Im Jahr 2025 erreichten illegale Krypto-Adressen Zuflüsse von mindestens 154 Milliarden US-Dollar, ein Anstieg von 162 % im Vergleich zu 59 Milliarden US-Dollar im Vorjahr. Dieser Zuwachs ist maßgeblich auf die Transaktionen sanktionierter Akteure zurückzuführen, die im Jahr 2025 fast 700 % mehr Kapital bewegten als im Vorjahr. Dennoch bleibt der Anteil illegaler Aktivitäten am gesamten On-Chain-Transaktionsvolumen unter 1 %.
Staaten wie Russland mit seinem rubelgestützten A7A5-Token und der Iran nutzen zunehmend Krypto, um westliche Sanktionen zu umgehen und ihre Finanzierungsziele zu erreichen.
Die Methoden illegaler Transaktionen entwickeln sich weiter: Statt früherer Hacks und Betrügereien dominieren nun koordinierte und technisch raffinierte Aktivitäten.
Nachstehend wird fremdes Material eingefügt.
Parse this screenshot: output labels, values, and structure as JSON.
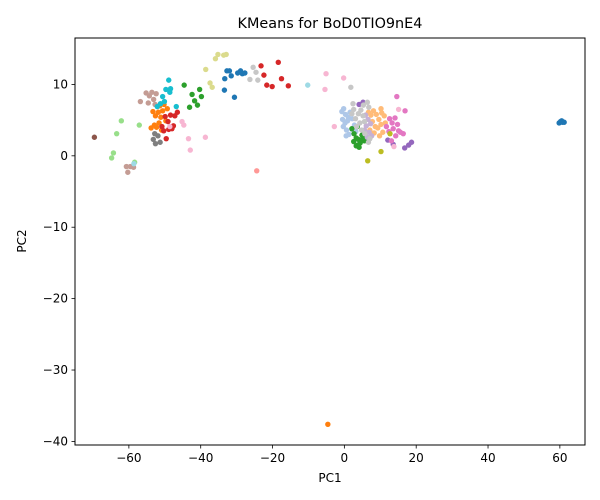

Sanktionierte Entitäten, deren Zugang zum globalen Bankensystem eingeschränkt ist, zeigen eine wachsende Vertrautheit mit Blockchain-Tools. Stablecoins machen 84 % des illegalen Transaktionsvolumens aus, da sie einfache grenzüberschreitende Überweisungen und geringere Volatilität bieten. Chinesische Geldwäschenetzwerke bieten zudem ‚Laundering-as-a-Service‘ an.
Die globale Sanktionslandschaft ist stark gewachsen. Im Mai 2025 waren weltweit fast 80.000 Einzelpersonen und Unternehmen von Sanktionen betroffen. Allein die USA fügten 2024 die höchste jährliche Zahl von Entitäten ihrer Sperrliste hinzu. Dies erhöht den Anreiz für Betroffene, alternative Abwicklungssysteme wie Kryptowährungen zu nutzen.
Als Reaktion auf die Krypto-Nutzung für illegale Zwecke werden regulatorische Rahmenbedingungen weltweit angepasst, wie z.B. die MiCA-Verordnung der EU.
Bereits 2022 wurden erste Krypto-Mixer wie Blender.io und Tornado Cash sanktioniert. Die EU hat mit der Markets in Crypto-Assets (MiCA)-Verordnung neue Regeln zur Verhinderung von Geldwäsche und Terrorismusfinanzierung im Kryptobereich eingeführt, insbesondere für Transaktionen über 1.000 Euro.